携帯電話が失踪直後に電源を切られていた以外は。
その車は、被害者たちが最後に目撃された場所にいずれもいた形跡があった。
正面にはナンバーが取り付けられず後部ナンバーだけのはずだが、
どの目撃も車両の後部を塀や壁に向けられて止まっていた様だ。
この手の被害者が無傷でしかも周辺の家族や友人にさほど被害がない場合、
通常では中林の管轄外になる。
しかし、今回は特別だ。
いつも捜査協力してくれている葉瑠音の頼みでもあるし、
ましてあの実芦が失踪、
いやもう誘拐であるのは確実だ。
そしてこの事件の真相は何か深いものがきっとある、と中林は感じ始めた。
ともかく、目撃証言によるグレーのセダンの足取りを追うことにした。
Gのフロアを先頭きって雨豆裸が歩いて行く。
手にはそのファッションには似つかわしくない通学用の鞄を下げていた。
その後ろに少女を抱えたキャップ帽の男が付いて歩く。
少女はまだ黒い袋をかぶされたままで、意識はないようだ。
フロアを一番奥まで行くと徒具呂が壁に沿って立っていてその片手が壁を撫ぜる様に上下すると、
壁の一部が開いた。
開いたというよりは四角い空間が空いたと言う様であり徒具呂はまるで二人を招き入れるように、
手を進行方向に差し出した。
雨豆裸とキャップ帽は慣れた風に、静かに奥に入っていった。
入り口の空間は3人が中に入ると元の壁に戻っていた。
部屋は計測機とそれぞれにモニターが接続されている機材が壁一面に並べられて、
中央に寝台が用意されていた。
その寝台を取り囲むように各種のカメラとセンサーが大量に設置されている。
キャップ帽はその寝台に少女を寝かせ静かに頭から布袋を取った。
実芦の顔が静かな眠りを漂わせている。
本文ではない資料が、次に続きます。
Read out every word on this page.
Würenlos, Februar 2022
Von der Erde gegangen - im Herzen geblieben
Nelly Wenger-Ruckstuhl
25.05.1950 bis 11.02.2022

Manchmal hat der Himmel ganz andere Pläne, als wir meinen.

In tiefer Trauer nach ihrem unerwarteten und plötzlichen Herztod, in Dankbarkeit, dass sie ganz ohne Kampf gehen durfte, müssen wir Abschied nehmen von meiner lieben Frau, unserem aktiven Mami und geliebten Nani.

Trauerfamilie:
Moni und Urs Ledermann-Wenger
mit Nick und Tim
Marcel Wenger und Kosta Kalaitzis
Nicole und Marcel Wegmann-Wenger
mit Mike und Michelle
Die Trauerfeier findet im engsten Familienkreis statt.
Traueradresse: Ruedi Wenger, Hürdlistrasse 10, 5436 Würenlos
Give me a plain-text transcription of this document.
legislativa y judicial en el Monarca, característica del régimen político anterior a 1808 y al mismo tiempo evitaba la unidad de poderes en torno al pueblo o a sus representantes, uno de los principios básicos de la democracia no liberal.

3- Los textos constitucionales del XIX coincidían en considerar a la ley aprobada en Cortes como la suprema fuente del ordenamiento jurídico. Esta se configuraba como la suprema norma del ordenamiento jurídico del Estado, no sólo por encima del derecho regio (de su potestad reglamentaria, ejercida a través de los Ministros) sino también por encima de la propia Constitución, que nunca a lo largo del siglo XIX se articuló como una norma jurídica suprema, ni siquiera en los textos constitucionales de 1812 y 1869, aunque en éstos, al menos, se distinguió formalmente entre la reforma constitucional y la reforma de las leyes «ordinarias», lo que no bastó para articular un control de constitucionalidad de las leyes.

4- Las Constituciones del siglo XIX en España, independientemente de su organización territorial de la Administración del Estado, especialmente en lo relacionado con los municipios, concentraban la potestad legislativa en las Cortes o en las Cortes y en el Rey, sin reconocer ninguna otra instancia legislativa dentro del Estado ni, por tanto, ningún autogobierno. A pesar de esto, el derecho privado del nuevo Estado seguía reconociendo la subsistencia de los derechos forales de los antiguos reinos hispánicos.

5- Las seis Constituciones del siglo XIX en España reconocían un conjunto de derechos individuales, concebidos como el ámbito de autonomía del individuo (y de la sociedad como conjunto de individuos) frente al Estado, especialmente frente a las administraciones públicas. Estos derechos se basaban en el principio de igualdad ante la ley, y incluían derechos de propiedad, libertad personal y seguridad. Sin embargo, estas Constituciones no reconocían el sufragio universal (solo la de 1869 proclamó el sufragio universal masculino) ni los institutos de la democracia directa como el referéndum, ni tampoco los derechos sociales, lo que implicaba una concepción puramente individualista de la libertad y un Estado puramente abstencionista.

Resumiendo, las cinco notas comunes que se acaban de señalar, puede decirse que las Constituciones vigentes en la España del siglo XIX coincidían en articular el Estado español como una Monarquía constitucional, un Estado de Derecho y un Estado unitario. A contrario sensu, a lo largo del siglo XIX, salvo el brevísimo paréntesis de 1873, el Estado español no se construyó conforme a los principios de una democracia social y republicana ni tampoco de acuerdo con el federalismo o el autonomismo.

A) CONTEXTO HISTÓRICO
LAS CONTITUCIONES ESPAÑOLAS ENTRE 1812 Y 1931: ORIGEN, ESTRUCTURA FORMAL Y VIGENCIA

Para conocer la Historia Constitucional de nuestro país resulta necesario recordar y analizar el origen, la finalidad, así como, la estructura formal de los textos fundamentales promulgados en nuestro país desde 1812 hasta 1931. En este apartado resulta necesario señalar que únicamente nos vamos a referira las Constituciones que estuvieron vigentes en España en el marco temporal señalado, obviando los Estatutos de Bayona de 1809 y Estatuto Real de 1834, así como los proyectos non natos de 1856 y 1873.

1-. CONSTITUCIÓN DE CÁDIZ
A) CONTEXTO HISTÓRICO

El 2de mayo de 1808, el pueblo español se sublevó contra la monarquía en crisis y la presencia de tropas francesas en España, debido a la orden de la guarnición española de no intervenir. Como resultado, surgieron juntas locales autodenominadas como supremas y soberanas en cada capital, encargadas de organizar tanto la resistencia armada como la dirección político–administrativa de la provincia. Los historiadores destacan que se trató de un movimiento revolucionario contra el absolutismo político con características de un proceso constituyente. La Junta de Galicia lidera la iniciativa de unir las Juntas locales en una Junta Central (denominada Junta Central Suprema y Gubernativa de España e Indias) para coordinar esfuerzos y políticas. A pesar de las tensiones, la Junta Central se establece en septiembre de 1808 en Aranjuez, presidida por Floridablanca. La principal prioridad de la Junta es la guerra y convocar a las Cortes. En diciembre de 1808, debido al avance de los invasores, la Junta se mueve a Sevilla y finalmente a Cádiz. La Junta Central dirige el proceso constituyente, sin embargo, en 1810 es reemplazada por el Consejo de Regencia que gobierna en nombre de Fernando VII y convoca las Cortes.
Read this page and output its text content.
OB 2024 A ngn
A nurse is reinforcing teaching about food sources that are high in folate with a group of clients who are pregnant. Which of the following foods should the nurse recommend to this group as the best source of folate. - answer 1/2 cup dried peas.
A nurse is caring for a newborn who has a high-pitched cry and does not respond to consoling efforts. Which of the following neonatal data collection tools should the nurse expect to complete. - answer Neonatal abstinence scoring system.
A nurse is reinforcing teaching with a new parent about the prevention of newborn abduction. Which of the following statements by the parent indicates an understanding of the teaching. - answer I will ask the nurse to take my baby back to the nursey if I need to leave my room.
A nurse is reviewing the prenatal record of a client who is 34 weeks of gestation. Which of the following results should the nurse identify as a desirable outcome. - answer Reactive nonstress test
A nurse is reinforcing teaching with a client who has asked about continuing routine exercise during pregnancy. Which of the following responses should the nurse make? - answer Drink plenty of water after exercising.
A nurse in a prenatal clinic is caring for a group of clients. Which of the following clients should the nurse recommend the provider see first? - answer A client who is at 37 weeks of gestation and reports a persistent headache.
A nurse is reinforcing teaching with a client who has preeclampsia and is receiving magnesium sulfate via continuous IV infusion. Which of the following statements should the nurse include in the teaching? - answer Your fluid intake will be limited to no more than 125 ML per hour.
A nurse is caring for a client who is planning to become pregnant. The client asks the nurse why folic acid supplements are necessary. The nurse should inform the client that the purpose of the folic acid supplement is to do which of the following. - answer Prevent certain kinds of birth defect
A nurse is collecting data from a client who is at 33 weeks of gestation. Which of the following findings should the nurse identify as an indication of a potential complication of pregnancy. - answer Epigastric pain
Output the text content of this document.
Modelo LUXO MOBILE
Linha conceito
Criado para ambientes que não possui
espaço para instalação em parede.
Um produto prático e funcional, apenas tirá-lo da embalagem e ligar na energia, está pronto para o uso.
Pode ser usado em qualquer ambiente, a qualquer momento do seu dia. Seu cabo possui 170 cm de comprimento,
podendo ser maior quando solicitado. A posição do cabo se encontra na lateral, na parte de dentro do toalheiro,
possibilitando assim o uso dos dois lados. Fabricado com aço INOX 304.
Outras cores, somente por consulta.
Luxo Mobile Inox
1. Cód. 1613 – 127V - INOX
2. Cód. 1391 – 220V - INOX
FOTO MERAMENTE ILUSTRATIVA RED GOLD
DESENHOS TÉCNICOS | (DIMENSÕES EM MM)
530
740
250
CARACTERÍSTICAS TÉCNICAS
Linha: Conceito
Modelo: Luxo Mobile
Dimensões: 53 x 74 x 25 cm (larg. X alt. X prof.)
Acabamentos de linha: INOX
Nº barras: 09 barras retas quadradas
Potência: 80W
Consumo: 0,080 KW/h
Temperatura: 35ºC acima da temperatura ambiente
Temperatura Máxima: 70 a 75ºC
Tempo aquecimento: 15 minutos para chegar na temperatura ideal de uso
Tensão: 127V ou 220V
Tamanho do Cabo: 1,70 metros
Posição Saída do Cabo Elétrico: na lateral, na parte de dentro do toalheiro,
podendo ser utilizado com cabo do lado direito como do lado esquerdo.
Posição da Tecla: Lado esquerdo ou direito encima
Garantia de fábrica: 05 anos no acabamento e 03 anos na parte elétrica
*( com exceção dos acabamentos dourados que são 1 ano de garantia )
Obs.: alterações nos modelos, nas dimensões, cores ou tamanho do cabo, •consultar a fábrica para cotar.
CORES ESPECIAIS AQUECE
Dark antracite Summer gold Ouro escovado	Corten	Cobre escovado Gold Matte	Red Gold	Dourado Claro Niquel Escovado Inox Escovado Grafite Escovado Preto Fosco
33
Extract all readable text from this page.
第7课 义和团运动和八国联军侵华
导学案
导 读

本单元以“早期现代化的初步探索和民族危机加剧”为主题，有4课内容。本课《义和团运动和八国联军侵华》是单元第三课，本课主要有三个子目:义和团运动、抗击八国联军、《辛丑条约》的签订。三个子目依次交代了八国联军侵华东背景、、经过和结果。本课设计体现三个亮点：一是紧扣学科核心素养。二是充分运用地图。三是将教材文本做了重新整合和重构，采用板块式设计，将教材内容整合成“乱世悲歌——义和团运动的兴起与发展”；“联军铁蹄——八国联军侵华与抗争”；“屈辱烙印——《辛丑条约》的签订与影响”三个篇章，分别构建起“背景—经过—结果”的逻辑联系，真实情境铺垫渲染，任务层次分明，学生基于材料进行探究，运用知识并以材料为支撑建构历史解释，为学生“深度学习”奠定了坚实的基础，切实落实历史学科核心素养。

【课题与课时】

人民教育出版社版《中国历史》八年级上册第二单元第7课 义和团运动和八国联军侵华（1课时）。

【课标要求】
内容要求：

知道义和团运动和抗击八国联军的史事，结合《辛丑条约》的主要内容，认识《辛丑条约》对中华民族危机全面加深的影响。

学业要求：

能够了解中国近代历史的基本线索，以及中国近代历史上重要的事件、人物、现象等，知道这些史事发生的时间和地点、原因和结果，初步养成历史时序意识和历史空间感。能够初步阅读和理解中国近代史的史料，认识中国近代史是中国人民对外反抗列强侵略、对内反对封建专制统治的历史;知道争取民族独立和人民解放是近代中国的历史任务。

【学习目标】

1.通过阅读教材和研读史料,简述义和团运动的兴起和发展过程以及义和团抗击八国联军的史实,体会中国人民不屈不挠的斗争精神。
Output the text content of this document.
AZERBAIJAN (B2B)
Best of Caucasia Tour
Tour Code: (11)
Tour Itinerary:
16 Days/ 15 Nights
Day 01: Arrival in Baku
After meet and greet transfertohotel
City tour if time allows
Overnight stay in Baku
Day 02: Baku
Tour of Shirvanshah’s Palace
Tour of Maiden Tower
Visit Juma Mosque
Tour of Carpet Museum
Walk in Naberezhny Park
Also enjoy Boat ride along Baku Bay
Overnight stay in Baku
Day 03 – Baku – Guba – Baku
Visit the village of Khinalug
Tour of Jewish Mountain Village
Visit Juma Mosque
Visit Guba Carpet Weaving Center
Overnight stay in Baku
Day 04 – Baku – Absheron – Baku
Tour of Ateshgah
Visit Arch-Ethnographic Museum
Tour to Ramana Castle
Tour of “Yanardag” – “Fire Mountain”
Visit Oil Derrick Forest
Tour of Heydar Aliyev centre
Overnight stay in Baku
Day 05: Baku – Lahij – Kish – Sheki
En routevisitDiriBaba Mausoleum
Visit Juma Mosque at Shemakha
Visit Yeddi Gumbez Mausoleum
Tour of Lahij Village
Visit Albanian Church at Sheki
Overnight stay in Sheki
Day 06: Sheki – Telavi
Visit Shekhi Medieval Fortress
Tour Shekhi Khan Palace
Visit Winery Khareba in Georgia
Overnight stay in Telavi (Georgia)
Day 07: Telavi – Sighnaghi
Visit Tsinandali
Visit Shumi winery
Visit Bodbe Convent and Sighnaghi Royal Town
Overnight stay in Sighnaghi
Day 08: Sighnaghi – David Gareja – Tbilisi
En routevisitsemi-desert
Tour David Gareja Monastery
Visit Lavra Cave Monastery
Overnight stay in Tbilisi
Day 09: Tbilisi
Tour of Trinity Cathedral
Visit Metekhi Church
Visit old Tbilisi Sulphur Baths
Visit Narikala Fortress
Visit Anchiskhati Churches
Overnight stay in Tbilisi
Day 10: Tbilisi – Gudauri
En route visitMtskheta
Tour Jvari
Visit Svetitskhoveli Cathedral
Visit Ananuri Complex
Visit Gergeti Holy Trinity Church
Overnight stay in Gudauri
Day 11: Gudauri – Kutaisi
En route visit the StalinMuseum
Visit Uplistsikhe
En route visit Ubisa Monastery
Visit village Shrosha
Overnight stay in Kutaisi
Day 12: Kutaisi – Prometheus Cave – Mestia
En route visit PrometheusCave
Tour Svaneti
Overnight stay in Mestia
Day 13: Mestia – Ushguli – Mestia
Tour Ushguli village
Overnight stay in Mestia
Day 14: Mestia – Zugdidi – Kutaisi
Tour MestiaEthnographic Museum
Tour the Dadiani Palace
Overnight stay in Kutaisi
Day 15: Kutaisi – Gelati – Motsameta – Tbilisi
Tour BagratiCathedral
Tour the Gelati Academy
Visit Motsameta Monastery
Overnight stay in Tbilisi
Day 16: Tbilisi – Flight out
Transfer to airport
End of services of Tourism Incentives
身体は制服のままだ。
靴は脱がされ寝台の床におかれ、その横に雨豆裸が静かに鞄を置いた。
「ご苦労。私はしばらくこの子をモニターさせてもらいます。後は自由にしてください。ここにいるなり外で自分の用事を済ませるなり好きにしてかまわないです」
二人に言い終わると徒具呂は白衣を身に付けサングラスからゴーグルに付け替えた。
そして、実芦の頭部にセンサー装置の付いたヘッドキャップを静かに取り付ける。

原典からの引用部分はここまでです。